Retrenchments – Employers be warned

Author: Imraan Mahomed – Director and Member of the Management Board

The COVID-19 disruption with the continued national lockdown to business and a pre-existing depressed local economy is forcing many employers to seriously consider retrenchments. It falls mostly to Human Resources Practitioners to advise and lead employee consultation in the business restructure. Sometimes, a legal review of the statutory consultation notice issued under section 189(3) of the Labour Relations Act, 1995 (the LRA) is also undertaken. Contemplated retrenchments arising in these difficult and extraordinary times are not immune from compliance with section 189/189A of the LRA.

When lawyers are called upon to review a section 189(3) notice, there are notoriously lots of questions relating to the substantive reasons for the restructure that are asked and analysed. Is it really necessary, as the Labour Courts have historically taken the view that the consultation notice and procedural compliance, which follows the issue of the notice, is not a tick box exercise? So, is a nit-picking of the draft section 189(3) notice an "overkill" or business critical?

Businesses are well reminded of the November 2018 decision of the Constitutional Court where the Court was called upon to determine the fairness of the dismissal of 44 employees under section 189A of the LRA in South African Commercial, Catering and Allied Workers Union and Others v Woolworths (Pty) Limited. The dismissal for operational requirements went back six years to November 2012. The dismissal followed a CCMA facilitation process.

The sole reason advanced by Woolworths in the section 189(3) notice, contemplating the retrenchments, was: "The company needs to be in a position to employ employees who are able to be used on a flexible basis.”

During the consultation process, the union agreed that its members would work the flexible hours and days required. Once this was achieved, the Constitutional Court and lower courts found that this meant that there was no longer a need for the retrenchments. The consultation process should have come to an end. The affected employees were then to be employed on the flexible terms of contract. This obviously follows as a matter of law and should have brought the consultation to an end.

Woolworths, however, argued that the court should read the section 189(3) notice holistically and that would reveal that there were additional reasons for the retrenchments, namely considerations of equity and cost efficiency.
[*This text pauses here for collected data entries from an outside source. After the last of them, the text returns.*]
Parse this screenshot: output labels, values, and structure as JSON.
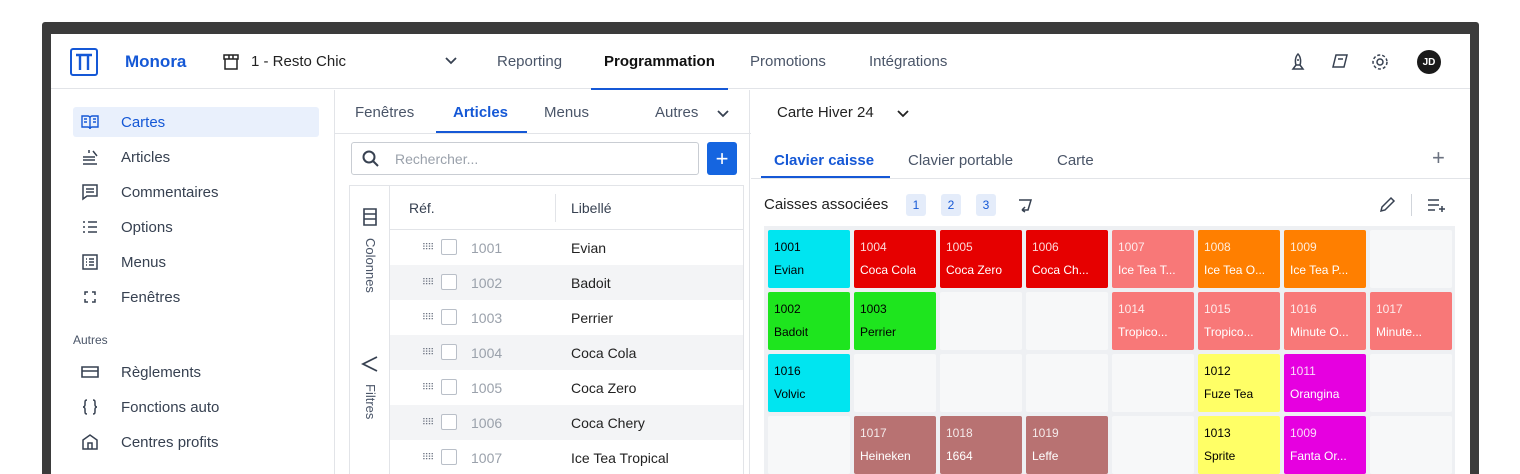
{
  "app": {
    "brand": "Monora",
    "store": "1 - Resto Chic",
    "avatar_initials": "JD"
  },
  "nav": [
    "Reporting",
    "Programmation",
    "Promotions",
    "Intégrations"
  ],
  "sidebar": {
    "items": [
      {
        "label": "Cartes",
        "icon": "book-open-icon",
        "active": true
      },
      {
        "label": "Articles",
        "icon": "dish-icon"
      },
      {
        "label": "Commentaires",
        "icon": "comment-icon"
      },
      {
        "label": "Options",
        "icon": "list-icon"
      },
      {
        "label": "Menus",
        "icon": "menu-card-icon"
      },
      {
        "label": "Fenêtres",
        "icon": "frame-corners-icon"
      }
    ],
    "section": "Autres",
    "other_items": [
      {
        "label": "Règlements",
        "icon": "credit-card-icon"
      },
      {
        "label": "Fonctions auto",
        "icon": "braces-icon"
      },
      {
        "label": "Centres profits",
        "icon": "building-icon"
      }
    ]
  },
  "middle": {
    "tabs": [
      "Fenêtres",
      "Articles",
      "Menus"
    ],
    "more_tab": "Autres",
    "search_placeholder": "Rechercher...",
    "columns_label": "Colonnes",
    "filters_label": "Filtres",
    "headers": {
      "ref": "Réf.",
      "label": "Libellé"
    },
    "rows": [
      {
        "ref": "1001",
        "label": "Evian"
      },
      {
        "ref": "1002",
        "label": "Badoit"
      },
      {
        "ref": "1003",
        "label": "Perrier"
      },
      {
        "ref": "1004",
        "label": "Coca Cola"
      },
      {
        "ref": "1005",
        "label": "Coca Zero"
      },
      {
        "ref": "1006",
        "label": "Coca Chery"
      },
      {
        "ref": "1007",
        "label": "Ice Tea Tropical"
      }
    ]
  },
  "right": {
    "menu_title": "Carte Hiver 24",
    "tabs": [
      "Clavier caisse",
      "Clavier portable",
      "Carte"
    ],
    "caisses_label": "Caisses associées",
    "caisses": [
      "1",
      "2",
      "3"
    ],
    "grid": [
      [
        {
          "code": "1001",
          "name": "Evian",
          "bg": "#00e5f0",
          "fg": "#000000"
        },
        {
          "code": "1004",
          "name": "Coca Cola",
          "bg": "#e60000",
          "fg": "#ffffff"
        },
        {
          "code": "1005",
          "name": "Coca Zero",
          "bg": "#e60000",
          "fg": "#ffffff"
        },
        {
          "code": "1006",
          "name": "Coca Ch...",
          "bg": "#e60000",
          "fg": "#ffffff"
        },
        {
          "code": "1007",
          "name": "Ice Tea T...",
          "bg": "#f87878",
          "fg": "#ffffff"
        },
        {
          "code": "1008",
          "name": "Ice Tea O...",
          "bg": "#ff7f00",
          "fg": "#ffffff"
        },
        {
          "code": "1009",
          "name": "Ice Tea P...",
          "bg": "#ff7f00",
          "fg": "#ffffff"
        },
        null
      ],
      [
        {
          "code": "1002",
          "name": "Badoit",
          "bg": "#1ee51e",
          "fg": "#000000"
        },
        {
          "code": "1003",
          "name": "Perrier",
          "bg": "#1ee51e",
          "fg": "#000000"
        },
        null,
        null,
        {
          "code": "1014",
          "name": "Tropico...",
          "bg": "#f87878",
          "fg": "#ffffff"
        },
        {
          "code": "1015",
          "name": "Tropico...",
          "bg": "#f87878",
          "fg": "#ffffff"
        },
        {
          "code": "1016",
          "name": "Minute O...",
          "bg": "#f87878",
          "fg": "#ffffff"
        },
        {
          "code": "1017",
          "name": "Minute...",
          "bg": "#f87878",
          "fg": "#ffffff"
        }
      ],
      [
        {
          "code": "1016",
          "name": "Volvic",
          "bg": "#00e5f0",
          "fg": "#000000"
        },
        null,
        null,
        null,
        null,
        {
          "code": "1012",
          "name": "Fuze Tea",
          "bg": "#ffff66",
          "fg": "#000000"
        },
        {
          "code": "1011",
          "name": "Orangina",
          "bg": "#e600e0",
          "fg": "#ffffff"
        },
        null
      ],
      [
        null,
        {
          "code": "1017",
          "name": "Heineken",
          "bg": "#b87272",
          "fg": "#ffffff"
        },
        {
          "code": "1018",
          "name": "1664",
          "bg": "#b87272",
          "fg": "#ffffff"
        },
        {
          "code": "1019",
          "name": "Leffe",
          "bg": "#b87272",
          "fg": "#ffffff"
        },
        null,
        {
          "code": "1013",
          "name": "Sprite",
          "bg": "#ffff66",
          "fg": "#000000"
        },
        {
          "code": "1009",
          "name": "Fanta Or...",
          "bg": "#e600e0",
          "fg": "#ffffff"
        },
        null
      ]
    ]
  },
  "colors": {
    "accent": "#1558d6"
  }
}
This argument was rejected by the court as the section 189(3) notice emphasised the “need to employ people who are able to work according to flexible working arrangements. This would improve both the costs and the operational efficiencies of the business”.

Accordingly, the notice revealed that the sole reason for the retrenchments was the need for flexibility, with the benefits of that flexibility being greater cost and operational efficiency and not that these were intended to serve as self-standing reasons. So, the end result being that Woolworths on its own notice was unable to satisfy the court(s) that there was a fair reason for the dismissals. The consequence under the LRA for not satisfying the court with a fair reason for dismissal is reinstatement. Despite the lengthy period since the dismissals the court awarded retrospective reinstatement.

The age-old advice rings true again - hurry slowly with a section 189(3) notice and be prepared to "cross the t's and dot the i's" ahead of time or be ready to face the consequences.

Employers should be careful as once this pandemic comes to rest and it will, an unfair dismissal will not and employers can seek reinstatement for an unfair retrenchment and the courts are prepared to grant reinstatement with back pay going back for a number of years. Woolies is only a recent example as there are other employers which also had to take their medicine. Better that employers be safe on this front as well.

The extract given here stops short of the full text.